School Libraries: The Great Forgotten
They have wondered what the state of the school libraries in our centers is. Perhaps we imagine spaces full of books where students can go there to study, consult or investigate, or to look for readings that may interest them to take them home. But is this so?
In principle, this space, sometimes misunderstood as a multipurpose classroom, should be the ideal environment to instill and encourage the habit and pleasure of reading in the youngest from the very center. The use of these resources should make up for the lack of many of these books in numerous homes, being the only point of reference for students during their first years of life.
Although, I do not think it is necessary, although it never hurts, to highlight the importance of reading to make us in this world, grow, know, tolerate, and create our own vision of the reality that we build and live. I feel that in many of the centers, for various reasons, it has been forgotten.
"The library is the most democratic of institutions because no one at all can tell us what to read, when and how" Doris Lessing
In recent weeks I have had the opportunity to visit a few Primary schools and I have been very surprised. Not in all, but in some, entering a school library was a trip back in time. And you will think, of course, a journey between readings that transport you in history. Well no, it was a trip to the past because I felt like when I start digging in the closets of my parent's house and I find things from my childhood that no one has touched since then.

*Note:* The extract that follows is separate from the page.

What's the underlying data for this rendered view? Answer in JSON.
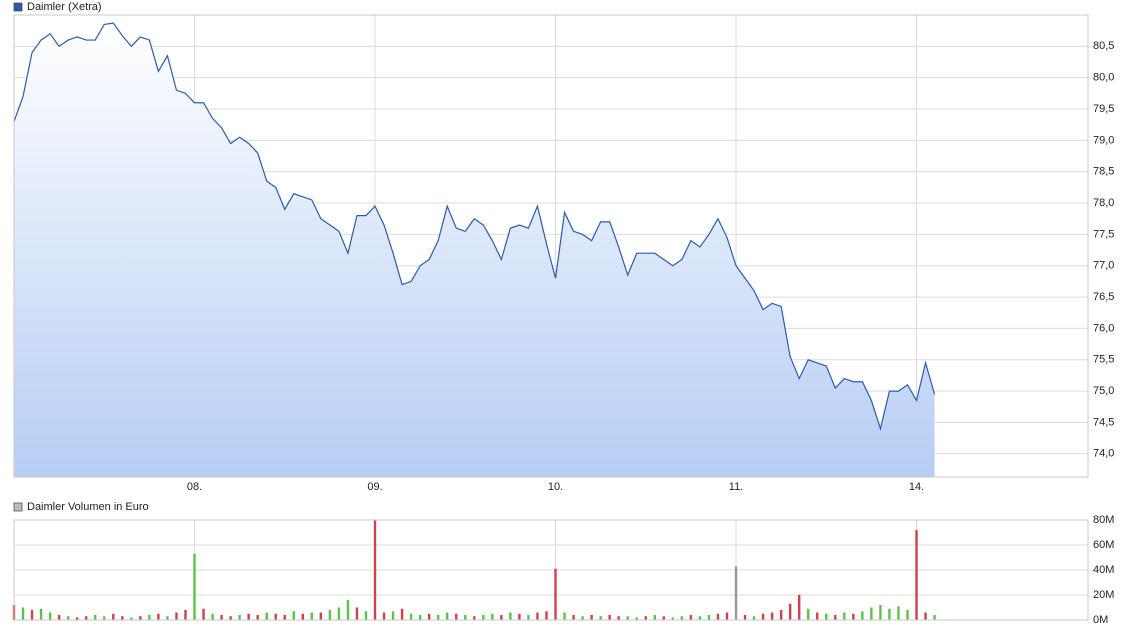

I saw the same books as I, more than twenty years ago I was able to hold in my hands in childhood. And that's not what surprises me, what I couldn't understand was how there were only those same books. Are there no new editions in the last decades? No new titles? Not to say, that in reality the shelves were covered by the same copy repeated thirty or more times. Just enough for the use of a class. And, the variety, was forgotten to search on some shelf. In some, I could even assure that no children had passed through there for some time. Why aren't these spaces used?
What is the state of your school libraries? If this is it, sadly we can promote reading in our schools. Sending a recommended or textbook to our students is not instilling a habit. Freedom of choice and finding a useful place for it is a duty of the institutions themselves. For education, let's defend our libraries.